AUSTIN, Texas (AP) — Republican Gov. Greg Abbott began dismantling a flagship initiative of his predecessor Thursday, saying he will abolish Rick Perry’s pet program that gave $200 million in taxpayer dollars to Texas startups and was beset by bankruptcies and questionable claims of success.
The decision was not surprising. Abbott signaled throughout his campaign that the Texas Emerging Technology Fund troubled him ideologically, but problems with the decade-old program ran deeper than new Republican distaste for governments “picking winners and losers” in the private sector.
Texas lost tens of millions of dollars investing in failed high-risk startups and the fund’s inner workings were largely kept from public view. An Associated Press investigation last year revealed undisclosed troubles with state-funded companies that had stagnated, didn’t file tax reports and made questionable job-creation claims.
Perry hitched his 2012 presidential campaign to a booming Texas economy and bragged about how the tech fund and his other economic policies kept the state prosperous while the rest of the U.S. lurched from a recession.

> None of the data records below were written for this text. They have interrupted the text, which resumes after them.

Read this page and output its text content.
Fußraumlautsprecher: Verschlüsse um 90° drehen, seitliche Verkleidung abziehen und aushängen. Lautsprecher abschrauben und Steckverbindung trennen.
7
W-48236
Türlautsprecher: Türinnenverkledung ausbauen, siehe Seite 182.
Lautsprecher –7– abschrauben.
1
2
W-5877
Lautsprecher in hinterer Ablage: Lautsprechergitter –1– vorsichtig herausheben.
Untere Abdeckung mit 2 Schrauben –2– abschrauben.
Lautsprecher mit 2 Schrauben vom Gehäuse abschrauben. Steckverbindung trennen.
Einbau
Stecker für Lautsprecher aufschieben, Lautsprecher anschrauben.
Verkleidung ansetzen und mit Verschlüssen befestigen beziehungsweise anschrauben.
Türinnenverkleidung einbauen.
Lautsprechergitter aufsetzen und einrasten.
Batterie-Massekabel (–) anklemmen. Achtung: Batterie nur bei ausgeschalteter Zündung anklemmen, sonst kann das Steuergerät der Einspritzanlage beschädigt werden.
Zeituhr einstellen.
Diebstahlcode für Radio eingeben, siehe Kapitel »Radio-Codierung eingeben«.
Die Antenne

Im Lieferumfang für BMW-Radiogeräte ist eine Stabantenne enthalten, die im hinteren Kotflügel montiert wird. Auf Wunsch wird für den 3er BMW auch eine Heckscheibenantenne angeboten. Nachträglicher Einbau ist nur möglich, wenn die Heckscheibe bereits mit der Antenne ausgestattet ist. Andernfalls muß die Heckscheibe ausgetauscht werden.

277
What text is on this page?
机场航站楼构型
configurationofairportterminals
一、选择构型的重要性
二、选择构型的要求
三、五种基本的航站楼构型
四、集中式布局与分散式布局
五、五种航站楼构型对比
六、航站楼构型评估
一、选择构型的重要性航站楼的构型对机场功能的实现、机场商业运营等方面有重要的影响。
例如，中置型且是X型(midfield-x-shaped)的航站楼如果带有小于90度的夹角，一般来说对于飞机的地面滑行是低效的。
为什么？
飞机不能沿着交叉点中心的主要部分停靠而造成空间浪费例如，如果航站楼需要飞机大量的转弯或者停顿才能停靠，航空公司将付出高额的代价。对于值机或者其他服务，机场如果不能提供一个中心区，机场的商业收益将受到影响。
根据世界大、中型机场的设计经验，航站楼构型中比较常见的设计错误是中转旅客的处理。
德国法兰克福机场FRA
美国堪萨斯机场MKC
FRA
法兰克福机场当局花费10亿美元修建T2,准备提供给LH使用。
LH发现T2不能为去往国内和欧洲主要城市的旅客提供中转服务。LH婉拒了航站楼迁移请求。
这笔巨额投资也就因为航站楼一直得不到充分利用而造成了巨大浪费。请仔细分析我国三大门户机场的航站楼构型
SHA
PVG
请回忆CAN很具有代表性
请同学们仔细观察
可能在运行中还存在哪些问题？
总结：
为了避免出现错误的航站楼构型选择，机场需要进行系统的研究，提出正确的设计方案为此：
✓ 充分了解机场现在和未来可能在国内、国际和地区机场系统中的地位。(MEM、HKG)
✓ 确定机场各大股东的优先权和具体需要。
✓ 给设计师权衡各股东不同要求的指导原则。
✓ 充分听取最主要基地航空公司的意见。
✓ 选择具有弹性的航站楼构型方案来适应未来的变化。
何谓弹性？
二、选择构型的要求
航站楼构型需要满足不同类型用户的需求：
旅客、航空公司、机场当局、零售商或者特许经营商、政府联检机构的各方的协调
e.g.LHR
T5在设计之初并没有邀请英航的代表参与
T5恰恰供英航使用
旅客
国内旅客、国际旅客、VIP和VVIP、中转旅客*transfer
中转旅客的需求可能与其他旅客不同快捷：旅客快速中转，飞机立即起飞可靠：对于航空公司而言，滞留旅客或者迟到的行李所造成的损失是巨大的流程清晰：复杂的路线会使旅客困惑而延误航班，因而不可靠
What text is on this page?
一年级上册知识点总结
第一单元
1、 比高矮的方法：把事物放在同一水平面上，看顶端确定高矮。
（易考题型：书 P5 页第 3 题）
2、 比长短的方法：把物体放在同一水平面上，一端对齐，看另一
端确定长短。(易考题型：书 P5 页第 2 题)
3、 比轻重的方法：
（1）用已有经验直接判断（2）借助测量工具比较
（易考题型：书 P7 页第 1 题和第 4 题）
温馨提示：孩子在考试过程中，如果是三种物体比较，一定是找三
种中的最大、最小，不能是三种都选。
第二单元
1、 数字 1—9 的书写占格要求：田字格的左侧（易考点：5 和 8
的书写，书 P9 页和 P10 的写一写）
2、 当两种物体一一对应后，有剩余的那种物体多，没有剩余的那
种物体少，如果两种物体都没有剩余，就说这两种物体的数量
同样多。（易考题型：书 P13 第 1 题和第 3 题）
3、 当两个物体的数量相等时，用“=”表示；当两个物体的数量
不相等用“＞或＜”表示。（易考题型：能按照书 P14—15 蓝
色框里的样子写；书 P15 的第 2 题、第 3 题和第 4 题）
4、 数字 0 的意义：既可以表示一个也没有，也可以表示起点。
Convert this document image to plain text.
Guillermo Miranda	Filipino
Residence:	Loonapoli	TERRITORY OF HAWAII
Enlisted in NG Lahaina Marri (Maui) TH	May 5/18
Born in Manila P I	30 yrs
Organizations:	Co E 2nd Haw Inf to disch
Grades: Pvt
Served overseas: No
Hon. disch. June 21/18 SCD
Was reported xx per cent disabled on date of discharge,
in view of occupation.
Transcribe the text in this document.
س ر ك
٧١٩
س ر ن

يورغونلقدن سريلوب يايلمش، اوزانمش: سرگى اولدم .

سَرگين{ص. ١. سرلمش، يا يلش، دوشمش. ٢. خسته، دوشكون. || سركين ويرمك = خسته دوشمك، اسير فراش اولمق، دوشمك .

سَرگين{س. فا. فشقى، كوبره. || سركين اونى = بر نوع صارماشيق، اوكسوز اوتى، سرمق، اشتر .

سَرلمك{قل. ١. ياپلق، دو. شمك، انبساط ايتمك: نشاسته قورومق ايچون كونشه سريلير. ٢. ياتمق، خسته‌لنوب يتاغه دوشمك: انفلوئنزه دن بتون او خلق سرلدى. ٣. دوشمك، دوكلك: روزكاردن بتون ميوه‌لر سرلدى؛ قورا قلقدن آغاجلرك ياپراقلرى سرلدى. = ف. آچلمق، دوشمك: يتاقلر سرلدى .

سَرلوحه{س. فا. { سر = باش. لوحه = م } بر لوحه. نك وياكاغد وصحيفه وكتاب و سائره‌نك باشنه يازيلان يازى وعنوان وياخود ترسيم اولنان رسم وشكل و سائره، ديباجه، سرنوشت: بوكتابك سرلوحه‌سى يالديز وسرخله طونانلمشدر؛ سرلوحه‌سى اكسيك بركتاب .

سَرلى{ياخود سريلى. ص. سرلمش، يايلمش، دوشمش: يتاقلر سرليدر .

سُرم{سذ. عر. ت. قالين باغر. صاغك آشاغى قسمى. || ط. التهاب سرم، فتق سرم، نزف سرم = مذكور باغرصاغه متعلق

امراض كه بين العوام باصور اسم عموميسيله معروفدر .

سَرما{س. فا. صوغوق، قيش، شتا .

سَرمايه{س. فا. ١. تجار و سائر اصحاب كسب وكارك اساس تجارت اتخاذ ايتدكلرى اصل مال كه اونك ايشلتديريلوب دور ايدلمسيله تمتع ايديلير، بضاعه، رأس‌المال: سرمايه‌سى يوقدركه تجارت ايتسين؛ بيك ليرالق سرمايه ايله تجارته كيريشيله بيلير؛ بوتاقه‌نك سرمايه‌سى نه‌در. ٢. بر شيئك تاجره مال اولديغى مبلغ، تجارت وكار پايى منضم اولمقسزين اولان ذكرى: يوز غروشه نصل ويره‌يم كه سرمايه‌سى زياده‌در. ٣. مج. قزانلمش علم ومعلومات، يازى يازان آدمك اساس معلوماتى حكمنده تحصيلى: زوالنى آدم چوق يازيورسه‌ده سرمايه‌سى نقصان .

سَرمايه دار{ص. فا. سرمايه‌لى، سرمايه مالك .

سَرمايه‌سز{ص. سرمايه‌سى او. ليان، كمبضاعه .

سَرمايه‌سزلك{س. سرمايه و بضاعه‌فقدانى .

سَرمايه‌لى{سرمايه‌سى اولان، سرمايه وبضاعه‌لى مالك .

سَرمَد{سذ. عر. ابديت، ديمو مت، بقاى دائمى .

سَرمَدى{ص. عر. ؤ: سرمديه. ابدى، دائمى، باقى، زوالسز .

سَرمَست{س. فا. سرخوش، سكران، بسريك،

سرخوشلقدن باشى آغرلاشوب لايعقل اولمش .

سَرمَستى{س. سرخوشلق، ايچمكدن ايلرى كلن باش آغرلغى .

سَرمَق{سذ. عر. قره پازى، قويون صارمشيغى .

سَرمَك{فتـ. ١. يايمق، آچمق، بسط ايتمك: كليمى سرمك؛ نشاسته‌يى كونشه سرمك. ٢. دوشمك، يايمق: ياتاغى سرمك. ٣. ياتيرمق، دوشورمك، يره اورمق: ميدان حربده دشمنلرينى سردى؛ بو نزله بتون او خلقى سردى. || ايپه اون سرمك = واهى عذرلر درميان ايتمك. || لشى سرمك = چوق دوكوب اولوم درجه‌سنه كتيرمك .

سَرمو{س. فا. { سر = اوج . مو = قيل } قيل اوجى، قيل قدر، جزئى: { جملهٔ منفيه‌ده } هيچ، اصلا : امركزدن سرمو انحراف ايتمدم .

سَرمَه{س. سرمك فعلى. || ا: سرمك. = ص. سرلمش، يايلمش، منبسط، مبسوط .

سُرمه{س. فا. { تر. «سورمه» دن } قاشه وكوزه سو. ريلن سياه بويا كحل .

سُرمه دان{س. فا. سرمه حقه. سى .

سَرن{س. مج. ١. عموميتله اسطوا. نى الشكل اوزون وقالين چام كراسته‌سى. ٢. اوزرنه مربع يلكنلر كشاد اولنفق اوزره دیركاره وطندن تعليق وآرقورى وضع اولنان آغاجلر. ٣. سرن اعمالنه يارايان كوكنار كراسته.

Now, as Perry gears up for a possible 2016 run, his conservative successor has scrapped the tech fund within his first 10 days in office. Abbott wants the money set aside for startups to be spent instead on recruiting top faculty talent to Texas universities.
“Texas will continue to make meaningful and effective investments in job creation,” Abbott said in a statement. “Now we must also harness our resources to elevate Texas’ higher education institutions as integral participants in our economic advancement.”
Lawmakers must still OK abolishing the tech fund but Abbott is unlikely to face opposition.
A spokesman for Perry did not immediately return a message seeking comment.
Perry likely won’t see his legacy on economic development undone entirely. A similar but separate program, the Texas Enterprise Fund, appears headed for survival but not without reforms. That was Perry’s signature “deal-closing” fund used to lure companies to Texas, such as when Toyota received $40 million last year to relocate its California headquarters to suburban Dallas.
Part of Abbott’s announcement calls for taking half the unused money in the tech fund — which aides say is more than $100 million — and spending it on enterprise fund applicants instead.
During his final months in office, Perry defended the economic impact of having given taxpayer dollars to more than 140 startups. But he also seemed to give lawmakers his blessing to do away with his signature programs, saying it was “their call.”
The tech fund worked by giving startups taxpayer dollars in exchange for giving the state an equity position. If the companies were successful, the state recouped its investment or even made a profit. If they went bankrupt or shut down — and at least 16 have so far — the dollars are lost.
The timing of Abbott’s announcement is likely not random: A required annual report on the financial health of tech fund is due to be made public Saturday.